Etchebest is a member of the steering committee of the Observatoire de l’Obésité (Obobs), an organization focused on combating obesity and promoting healthy eating. He is also a patron of the Fédération Française de Cuisine Amateur (French Federation of Amateur Cooking), where he encourages cooking education and the appreciation of French culinary traditions.

In September 2023, Etchebest participated in the opening ceremony of the 2023 Rugby World Cup, taking part in the "La Chistera" segment, which celebrated the cultural significance of the Basque region in French rugby.

== Personal life and interests ==
Etchebest is a supporter of his local rugby team, Section Paloise.

He also co-founded in 2017 another restaurant, La Cantine de la Section, the official restaurant of Section Paloise in his hometown (his first ever restaurant in his native Béarn), in collaboration with another chef, Jean-Bernard Hourçourigaray.

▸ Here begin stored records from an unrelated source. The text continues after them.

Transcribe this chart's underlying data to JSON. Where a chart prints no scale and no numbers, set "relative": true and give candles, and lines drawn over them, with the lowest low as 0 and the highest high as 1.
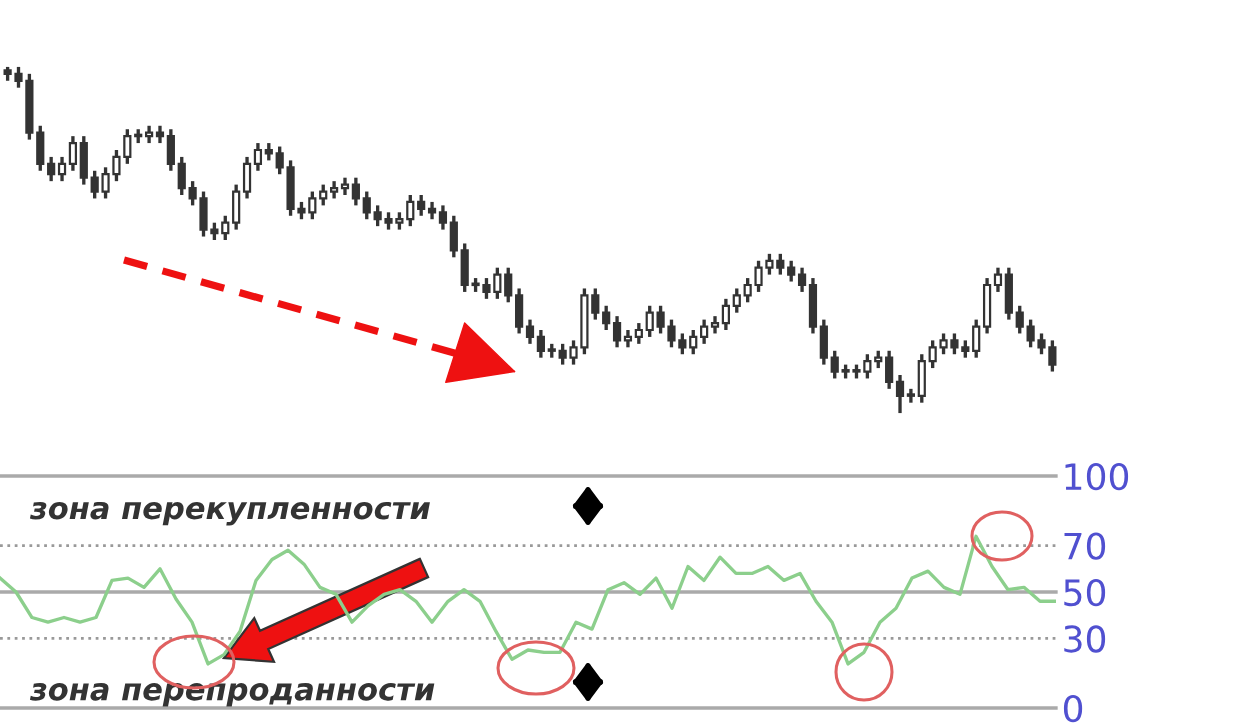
{
  "chart_data": [
    {
      "type": "candlestick",
      "relative": true,
      "color": "#333333",
      "categories": [
        null,
        null,
        null,
        null,
        null,
        null,
        null,
        null,
        null,
        null,
        null,
        null,
        null,
        null,
        null,
        null,
        null,
        null,
        null,
        null,
        null,
        null,
        null,
        null,
        null,
        null,
        null,
        null,
        null,
        null,
        null,
        null,
        null,
        null,
        null,
        null,
        null,
        null,
        null,
        null,
        null,
        null,
        null,
        null,
        null,
        null,
        null,
        null,
        null,
        null,
        null,
        null,
        null,
        null,
        null,
        null,
        null,
        null,
        null,
        null,
        null,
        null,
        null,
        null,
        null,
        null,
        null,
        null,
        null,
        null,
        null,
        null,
        null,
        null,
        null,
        null,
        null,
        null,
        null,
        null,
        null,
        null,
        null,
        null,
        null,
        null,
        null,
        null,
        null,
        null,
        null,
        null,
        null,
        null,
        null,
        null,
        null
      ],
      "ohlc": [
        [
          0.99,
          1.0,
          0.96,
          0.98
        ],
        [
          0.98,
          1.0,
          0.94,
          0.96
        ],
        [
          0.96,
          0.98,
          0.79,
          0.81
        ],
        [
          0.81,
          0.83,
          0.7,
          0.72
        ],
        [
          0.72,
          0.74,
          0.67,
          0.69
        ],
        [
          0.69,
          0.74,
          0.67,
          0.72
        ],
        [
          0.72,
          0.8,
          0.7,
          0.78
        ],
        [
          0.78,
          0.8,
          0.66,
          0.68
        ],
        [
          0.68,
          0.7,
          0.62,
          0.64
        ],
        [
          0.64,
          0.71,
          0.62,
          0.69
        ],
        [
          0.69,
          0.76,
          0.67,
          0.74
        ],
        [
          0.74,
          0.82,
          0.72,
          0.8
        ],
        [
          0.8,
          0.82,
          0.78,
          0.8
        ],
        [
          0.8,
          0.83,
          0.78,
          0.81
        ],
        [
          0.81,
          0.83,
          0.78,
          0.8
        ],
        [
          0.8,
          0.82,
          0.7,
          0.72
        ],
        [
          0.72,
          0.74,
          0.63,
          0.65
        ],
        [
          0.65,
          0.67,
          0.6,
          0.62
        ],
        [
          0.62,
          0.64,
          0.51,
          0.53
        ],
        [
          0.53,
          0.55,
          0.5,
          0.52
        ],
        [
          0.52,
          0.57,
          0.5,
          0.55
        ],
        [
          0.55,
          0.66,
          0.53,
          0.64
        ],
        [
          0.64,
          0.74,
          0.62,
          0.72
        ],
        [
          0.72,
          0.78,
          0.7,
          0.76
        ],
        [
          0.76,
          0.78,
          0.73,
          0.75
        ],
        [
          0.75,
          0.77,
          0.69,
          0.71
        ],
        [
          0.71,
          0.73,
          0.57,
          0.59
        ],
        [
          0.59,
          0.61,
          0.56,
          0.58
        ],
        [
          0.58,
          0.64,
          0.56,
          0.62
        ],
        [
          0.62,
          0.66,
          0.6,
          0.64
        ],
        [
          0.64,
          0.67,
          0.62,
          0.65
        ],
        [
          0.65,
          0.68,
          0.63,
          0.66
        ],
        [
          0.66,
          0.68,
          0.6,
          0.62
        ],
        [
          0.62,
          0.64,
          0.56,
          0.58
        ],
        [
          0.58,
          0.6,
          0.54,
          0.56
        ],
        [
          0.56,
          0.58,
          0.53,
          0.55
        ],
        [
          0.55,
          0.58,
          0.53,
          0.56
        ],
        [
          0.56,
          0.63,
          0.54,
          0.61
        ],
        [
          0.61,
          0.63,
          0.57,
          0.59
        ],
        [
          0.59,
          0.61,
          0.56,
          0.58
        ],
        [
          0.58,
          0.6,
          0.53,
          0.55
        ],
        [
          0.55,
          0.57,
          0.45,
          0.47
        ],
        [
          0.47,
          0.49,
          0.35,
          0.37
        ],
        [
          0.37,
          0.39,
          0.35,
          0.37
        ],
        [
          0.37,
          0.39,
          0.33,
          0.35
        ],
        [
          0.35,
          0.42,
          0.33,
          0.4
        ],
        [
          0.4,
          0.42,
          0.32,
          0.34
        ],
        [
          0.34,
          0.36,
          0.23,
          0.25
        ],
        [
          0.25,
          0.27,
          0.2,
          0.22
        ],
        [
          0.22,
          0.24,
          0.16,
          0.18
        ],
        [
          0.18,
          0.2,
          0.16,
          0.18
        ],
        [
          0.18,
          0.2,
          0.14,
          0.16
        ],
        [
          0.16,
          0.21,
          0.14,
          0.19
        ],
        [
          0.19,
          0.36,
          0.17,
          0.34
        ],
        [
          0.34,
          0.36,
          0.27,
          0.29
        ],
        [
          0.29,
          0.31,
          0.24,
          0.26
        ],
        [
          0.26,
          0.28,
          0.19,
          0.21
        ],
        [
          0.21,
          0.24,
          0.19,
          0.22
        ],
        [
          0.22,
          0.26,
          0.2,
          0.24
        ],
        [
          0.24,
          0.31,
          0.22,
          0.29
        ],
        [
          0.29,
          0.31,
          0.23,
          0.25
        ],
        [
          0.25,
          0.27,
          0.19,
          0.21
        ],
        [
          0.21,
          0.23,
          0.17,
          0.19
        ],
        [
          0.19,
          0.24,
          0.17,
          0.22
        ],
        [
          0.22,
          0.27,
          0.2,
          0.25
        ],
        [
          0.25,
          0.28,
          0.23,
          0.26
        ],
        [
          0.26,
          0.33,
          0.24,
          0.31
        ],
        [
          0.31,
          0.36,
          0.29,
          0.34
        ],
        [
          0.34,
          0.39,
          0.32,
          0.37
        ],
        [
          0.37,
          0.44,
          0.35,
          0.42
        ],
        [
          0.42,
          0.46,
          0.4,
          0.44
        ],
        [
          0.44,
          0.46,
          0.4,
          0.42
        ],
        [
          0.42,
          0.44,
          0.38,
          0.4
        ],
        [
          0.4,
          0.42,
          0.35,
          0.37
        ],
        [
          0.37,
          0.39,
          0.23,
          0.25
        ],
        [
          0.25,
          0.27,
          0.14,
          0.16
        ],
        [
          0.16,
          0.18,
          0.1,
          0.12
        ],
        [
          0.12,
          0.14,
          0.1,
          0.12
        ],
        [
          0.12,
          0.14,
          0.1,
          0.12
        ],
        [
          0.12,
          0.17,
          0.1,
          0.15
        ],
        [
          0.15,
          0.18,
          0.13,
          0.16
        ],
        [
          0.16,
          0.18,
          0.07,
          0.09
        ],
        [
          0.09,
          0.11,
          0.0,
          0.05
        ],
        [
          0.05,
          0.07,
          0.03,
          0.05
        ],
        [
          0.05,
          0.17,
          0.03,
          0.15
        ],
        [
          0.15,
          0.21,
          0.13,
          0.19
        ],
        [
          0.19,
          0.23,
          0.17,
          0.21
        ],
        [
          0.21,
          0.23,
          0.17,
          0.19
        ],
        [
          0.19,
          0.21,
          0.16,
          0.18
        ],
        [
          0.18,
          0.27,
          0.16,
          0.25
        ],
        [
          0.25,
          0.39,
          0.23,
          0.37
        ],
        [
          0.37,
          0.42,
          0.35,
          0.4
        ],
        [
          0.4,
          0.42,
          0.27,
          0.29
        ],
        [
          0.29,
          0.31,
          0.23,
          0.25
        ],
        [
          0.25,
          0.27,
          0.19,
          0.21
        ],
        [
          0.21,
          0.23,
          0.17,
          0.19
        ],
        [
          0.19,
          0.21,
          0.12,
          0.14
        ]
      ]
    },
    {
      "type": "line",
      "grid": false,
      "ylim": [
        0,
        100
      ],
      "yticks": [
        0,
        30,
        50,
        70,
        100
      ],
      "categories": [
        null,
        null,
        null,
        null,
        null,
        null,
        null,
        null,
        null,
        null,
        null,
        null,
        null,
        null,
        null,
        null,
        null,
        null,
        null,
        null,
        null,
        null,
        null,
        null,
        null,
        null,
        null,
        null,
        null,
        null,
        null,
        null,
        null,
        null,
        null,
        null,
        null,
        null,
        null,
        null,
        null,
        null,
        null,
        null,
        null,
        null,
        null,
        null,
        null,
        null,
        null,
        null,
        null,
        null,
        null,
        null,
        null,
        null,
        null,
        null,
        null,
        null,
        null,
        null,
        null,
        null,
        null
      ],
      "series": [
        {
          "color": "#8ccf8c",
          "values": [
            56,
            50,
            39,
            37,
            39,
            37,
            39,
            55,
            56,
            52,
            60,
            47,
            37,
            19,
            23,
            33,
            55,
            64,
            68,
            62,
            52,
            49,
            37,
            44,
            49,
            51,
            46,
            37,
            46,
            51,
            46,
            33,
            21,
            25,
            24,
            24,
            37,
            34,
            51,
            54,
            49,
            56,
            43,
            61,
            55,
            65,
            58,
            58,
            61,
            55,
            58,
            46,
            37,
            19,
            24,
            37,
            43,
            56,
            59,
            52,
            49,
            74,
            61,
            51,
            52,
            46,
            46
          ]
        }
      ],
      "ref_lines": [
        {
          "axis": "y",
          "value": 100,
          "color": "#aaaaaa",
          "line_style": "solid"
        },
        {
          "axis": "y",
          "value": 70,
          "color": "#999999",
          "line_style": "dotted"
        },
        {
          "axis": "y",
          "value": 50,
          "color": "#aaaaaa",
          "line_style": "solid"
        },
        {
          "axis": "y",
          "value": 30,
          "color": "#999999",
          "line_style": "dotted"
        },
        {
          "axis": "y",
          "value": 0,
          "color": "#aaaaaa",
          "line_style": "solid"
        }
      ],
      "annotations": [
        "зона перекупленности",
        "зона перепроданности"
      ]
    }
  ]
}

His son Peio Etchebestest trained at the Stade Français academy.

== Publications ==
Etchebest has written several books about approach to French cuisine.

- Tout est bon dans le cochon ("Everything is Good in the Pig") (2013) – Co-authored with Éric Ospital, this book explores Basque culinary traditions, focusing on the versatility of the pig as an ingredient.
- La Cantine du Troquet (2015) – A cookbook inspired by his restaurants.